Bien entendu, rien ne sera fait avant les élections du 6 novembre. Trump ne veut pas laisser apparaître d’une façon trop voyante un quelconque désaccord avec un homme (Mattis) venu de la seule branche populaire des pouvoirs en place (l’armée), et qui a lui-même une très grande popularité à Washington. Après le 6 novembre, si les républicains l’emportent et si Trump est conforté, ce sera une autre affaire et le gouvernement deviendra nécessairement instable au niveau de sa politique extérieure et de sécurité nationale. D’un autre côté, si les démocrates l’emportent le 6 novembre, l’instabilité existera d’une autre façon et à un autre niveau que les affaires de sécurité nationale, mais cela n’empêchera nullement les affaires de sécurité nationale d’en ressentir les effets ni les concurrences de s’exercer, et notamment celle qui nous intéresse, entre Bolton et Mattis...
Parce que, de toutes les façons et quoi qu’il en soit de la logique habituelle de la politique washingtonienne, le post-6 novembre est, dans cette période de crise intensive, une étape de plus dans la descente aux enfers du désordre. L’on voit bien, dans toutes ces occurrences et circonstances, que personne ne domine vraiment la scène de Washington D.C. et que personne n’est vraiment la marionnette de personne à “D.C.-la-folle”.
C’est dans ce contexte, péremptoirement, qu’il faut placer toute analyse qu’on veut faire sur la question de la sécurité nationale dans le cadre de la crise du traité FNI, y compris sur la situation politique créée en Europe et entre les États-Unis et leurs alliés européens. La situation politique à Washington D.C., y compris dans sa séquence-“D.C.-la-folle” bien entendu, est plus que jamais un facteur essentiel de l’évolution de la situation générale, et l’on voit clairement combien sont grandes son instabilité et son imprévisibilité.

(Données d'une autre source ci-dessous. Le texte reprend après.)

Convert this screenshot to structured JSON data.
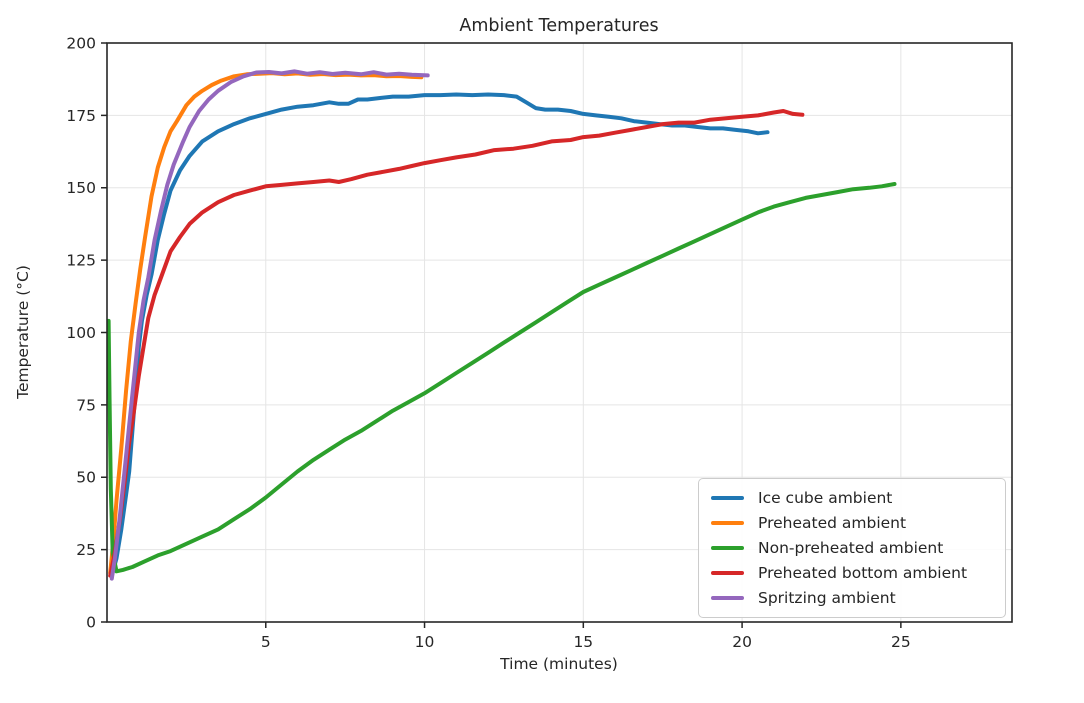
{
  "figure": {
    "title": "Ambient Temperatures",
    "xlabel": "Time (minutes)",
    "ylabel": "Temperature (°C)"
  },
  "chart_data": {
    "type": "line",
    "title": "Ambient Temperatures",
    "xlabel": "Time (minutes)",
    "ylabel": "Temperature (°C)",
    "xlim": [
      0,
      28.5
    ],
    "ylim": [
      0,
      200
    ],
    "xticks": [
      5,
      10,
      15,
      20,
      25
    ],
    "yticks": [
      0,
      25,
      50,
      75,
      100,
      125,
      150,
      175,
      200
    ],
    "grid": true,
    "grid_color": "#e5e5e5",
    "spine_color": "#262626",
    "legend": {
      "position": "lower right",
      "entries": [
        "Ice cube ambient",
        "Preheated ambient",
        "Non-preheated ambient",
        "Preheated bottom ambient",
        "Spritzing ambient"
      ]
    },
    "series": [
      {
        "name": "Ice cube ambient",
        "color": "#1f77b4",
        "points": [
          [
            0.15,
            16
          ],
          [
            0.3,
            22
          ],
          [
            0.45,
            32
          ],
          [
            0.6,
            44
          ],
          [
            0.7,
            52
          ],
          [
            0.8,
            66
          ],
          [
            0.9,
            80
          ],
          [
            1.0,
            95
          ],
          [
            1.1,
            104
          ],
          [
            1.25,
            113
          ],
          [
            1.4,
            120
          ],
          [
            1.6,
            132
          ],
          [
            1.8,
            141
          ],
          [
            2.0,
            149
          ],
          [
            2.3,
            156
          ],
          [
            2.6,
            161
          ],
          [
            3.0,
            166
          ],
          [
            3.5,
            169.5
          ],
          [
            4.0,
            172
          ],
          [
            4.5,
            174
          ],
          [
            5.0,
            175.5
          ],
          [
            5.5,
            177
          ],
          [
            6.0,
            178
          ],
          [
            6.5,
            178.5
          ],
          [
            7.0,
            179.5
          ],
          [
            7.3,
            179
          ],
          [
            7.6,
            179
          ],
          [
            7.9,
            180.5
          ],
          [
            8.2,
            180.5
          ],
          [
            8.6,
            181
          ],
          [
            9.0,
            181.5
          ],
          [
            9.5,
            181.5
          ],
          [
            10.0,
            182
          ],
          [
            10.5,
            182
          ],
          [
            11.0,
            182.2
          ],
          [
            11.5,
            182
          ],
          [
            12.0,
            182.2
          ],
          [
            12.5,
            182
          ],
          [
            12.9,
            181.5
          ],
          [
            13.2,
            179.5
          ],
          [
            13.5,
            177.5
          ],
          [
            13.8,
            177
          ],
          [
            14.2,
            177
          ],
          [
            14.6,
            176.5
          ],
          [
            15.0,
            175.5
          ],
          [
            15.4,
            175
          ],
          [
            15.8,
            174.5
          ],
          [
            16.2,
            174
          ],
          [
            16.6,
            173
          ],
          [
            17.0,
            172.5
          ],
          [
            17.4,
            172
          ],
          [
            17.8,
            171.5
          ],
          [
            18.2,
            171.5
          ],
          [
            18.6,
            171
          ],
          [
            19.0,
            170.5
          ],
          [
            19.4,
            170.5
          ],
          [
            19.8,
            170
          ],
          [
            20.2,
            169.5
          ],
          [
            20.5,
            168.8
          ],
          [
            20.8,
            169.2
          ]
        ]
      },
      {
        "name": "Preheated ambient",
        "color": "#ff7f0e",
        "points": [
          [
            0.1,
            17
          ],
          [
            0.2,
            28
          ],
          [
            0.3,
            42
          ],
          [
            0.45,
            60
          ],
          [
            0.6,
            80
          ],
          [
            0.75,
            97
          ],
          [
            0.9,
            110
          ],
          [
            1.05,
            122
          ],
          [
            1.2,
            133
          ],
          [
            1.4,
            147
          ],
          [
            1.6,
            157
          ],
          [
            1.8,
            164
          ],
          [
            2.0,
            169.5
          ],
          [
            2.2,
            173
          ],
          [
            2.5,
            178.5
          ],
          [
            2.75,
            181.5
          ],
          [
            3.0,
            183.5
          ],
          [
            3.3,
            185.5
          ],
          [
            3.6,
            187
          ],
          [
            4.0,
            188.5
          ],
          [
            4.4,
            189.2
          ],
          [
            4.8,
            189.4
          ],
          [
            5.2,
            189.6
          ],
          [
            5.6,
            189.2
          ],
          [
            6.0,
            189.5
          ],
          [
            6.4,
            189
          ],
          [
            6.8,
            189.3
          ],
          [
            7.2,
            188.9
          ],
          [
            7.6,
            189.1
          ],
          [
            8.0,
            188.8
          ],
          [
            8.4,
            188.9
          ],
          [
            8.8,
            188.5
          ],
          [
            9.2,
            188.6
          ],
          [
            9.6,
            188.3
          ],
          [
            9.9,
            188.2
          ]
        ]
      },
      {
        "name": "Non-preheated ambient",
        "color": "#2ca02c",
        "points": [
          [
            0.05,
            104
          ],
          [
            0.08,
            78
          ],
          [
            0.12,
            46
          ],
          [
            0.18,
            24
          ],
          [
            0.3,
            17.5
          ],
          [
            0.5,
            18
          ],
          [
            0.8,
            19
          ],
          [
            1.2,
            21
          ],
          [
            1.6,
            23
          ],
          [
            2.0,
            24.5
          ],
          [
            2.5,
            27
          ],
          [
            3.0,
            29.5
          ],
          [
            3.5,
            32
          ],
          [
            4.0,
            35.5
          ],
          [
            4.5,
            39
          ],
          [
            5.0,
            43
          ],
          [
            5.5,
            47.5
          ],
          [
            6.0,
            52
          ],
          [
            6.5,
            56
          ],
          [
            7.0,
            59.5
          ],
          [
            7.5,
            63
          ],
          [
            8.0,
            66
          ],
          [
            8.5,
            69.5
          ],
          [
            9.0,
            73
          ],
          [
            9.5,
            76
          ],
          [
            10.0,
            79
          ],
          [
            10.5,
            82.5
          ],
          [
            11.0,
            86
          ],
          [
            11.5,
            89.5
          ],
          [
            12.0,
            93
          ],
          [
            12.5,
            96.5
          ],
          [
            13.0,
            100
          ],
          [
            13.5,
            103.5
          ],
          [
            14.0,
            107
          ],
          [
            14.5,
            110.5
          ],
          [
            15.0,
            114
          ],
          [
            15.5,
            116.5
          ],
          [
            16.0,
            119
          ],
          [
            16.5,
            121.5
          ],
          [
            17.0,
            124
          ],
          [
            17.5,
            126.5
          ],
          [
            18.0,
            129
          ],
          [
            18.5,
            131.5
          ],
          [
            19.0,
            134
          ],
          [
            19.5,
            136.5
          ],
          [
            20.0,
            139
          ],
          [
            20.5,
            141.5
          ],
          [
            21.0,
            143.5
          ],
          [
            21.5,
            145
          ],
          [
            22.0,
            146.5
          ],
          [
            22.5,
            147.5
          ],
          [
            23.0,
            148.5
          ],
          [
            23.5,
            149.5
          ],
          [
            24.0,
            150
          ],
          [
            24.4,
            150.5
          ],
          [
            24.8,
            151.3
          ]
        ]
      },
      {
        "name": "Preheated bottom ambient",
        "color": "#d62728",
        "points": [
          [
            0.1,
            16
          ],
          [
            0.25,
            24
          ],
          [
            0.4,
            35
          ],
          [
            0.55,
            48
          ],
          [
            0.7,
            62
          ],
          [
            0.85,
            73
          ],
          [
            1.0,
            85
          ],
          [
            1.15,
            95
          ],
          [
            1.3,
            105
          ],
          [
            1.5,
            113
          ],
          [
            1.7,
            119
          ],
          [
            2.0,
            128
          ],
          [
            2.3,
            133
          ],
          [
            2.6,
            137.5
          ],
          [
            3.0,
            141.5
          ],
          [
            3.5,
            145
          ],
          [
            4.0,
            147.5
          ],
          [
            4.5,
            149
          ],
          [
            5.0,
            150.5
          ],
          [
            5.5,
            151
          ],
          [
            6.0,
            151.5
          ],
          [
            6.5,
            152
          ],
          [
            7.0,
            152.5
          ],
          [
            7.3,
            152
          ],
          [
            7.7,
            153
          ],
          [
            8.2,
            154.5
          ],
          [
            8.7,
            155.5
          ],
          [
            9.2,
            156.5
          ],
          [
            9.6,
            157.5
          ],
          [
            10.0,
            158.5
          ],
          [
            10.5,
            159.5
          ],
          [
            11.0,
            160.5
          ],
          [
            11.6,
            161.5
          ],
          [
            12.2,
            163
          ],
          [
            12.8,
            163.5
          ],
          [
            13.4,
            164.5
          ],
          [
            14.0,
            166
          ],
          [
            14.6,
            166.5
          ],
          [
            15.0,
            167.5
          ],
          [
            15.5,
            168
          ],
          [
            16.0,
            169
          ],
          [
            16.5,
            170
          ],
          [
            17.0,
            171
          ],
          [
            17.5,
            172
          ],
          [
            18.0,
            172.5
          ],
          [
            18.5,
            172.5
          ],
          [
            19.0,
            173.5
          ],
          [
            19.5,
            174
          ],
          [
            20.0,
            174.5
          ],
          [
            20.5,
            175
          ],
          [
            21.0,
            176
          ],
          [
            21.3,
            176.5
          ],
          [
            21.6,
            175.5
          ],
          [
            21.9,
            175.2
          ]
        ]
      },
      {
        "name": "Spritzing ambient",
        "color": "#9467bd",
        "points": [
          [
            0.15,
            15
          ],
          [
            0.25,
            22
          ],
          [
            0.4,
            36
          ],
          [
            0.55,
            52
          ],
          [
            0.7,
            68
          ],
          [
            0.85,
            84
          ],
          [
            1.0,
            100
          ],
          [
            1.15,
            111
          ],
          [
            1.3,
            119
          ],
          [
            1.5,
            132
          ],
          [
            1.7,
            142
          ],
          [
            1.9,
            151
          ],
          [
            2.1,
            158
          ],
          [
            2.4,
            166
          ],
          [
            2.6,
            171
          ],
          [
            2.9,
            176.5
          ],
          [
            3.2,
            180.5
          ],
          [
            3.5,
            183.5
          ],
          [
            3.9,
            186.5
          ],
          [
            4.3,
            188.5
          ],
          [
            4.7,
            189.8
          ],
          [
            5.1,
            190
          ],
          [
            5.5,
            189.5
          ],
          [
            5.9,
            190.2
          ],
          [
            6.3,
            189.4
          ],
          [
            6.7,
            189.9
          ],
          [
            7.1,
            189.3
          ],
          [
            7.5,
            189.7
          ],
          [
            8.0,
            189.2
          ],
          [
            8.4,
            189.9
          ],
          [
            8.8,
            189.1
          ],
          [
            9.2,
            189.4
          ],
          [
            9.6,
            189
          ],
          [
            10.1,
            188.8
          ]
        ]
      }
    ]
  }
}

Il est impossible de tenir pour acquise telle ou telle orientation, selon telle ou telle chronologie ; qu’il nous suffise tout de même d’observer qu’il nous paraît extrêmement difficile, malgré tous les efforts de vassalisation servile qui sont accomplis, que les liens de sécurité entre les USA et l’Europe soient complètement à l’abri de très graves avatars. La crise du traité FNI est bien entendu un brûlot pour porter les relations entre les USA et la Russie proche de l’incandescence, mais il n’y en a pas tellement moins à envisager pour ce qui concerne les relations entre les USA et ses alliés européens de l’OTAN.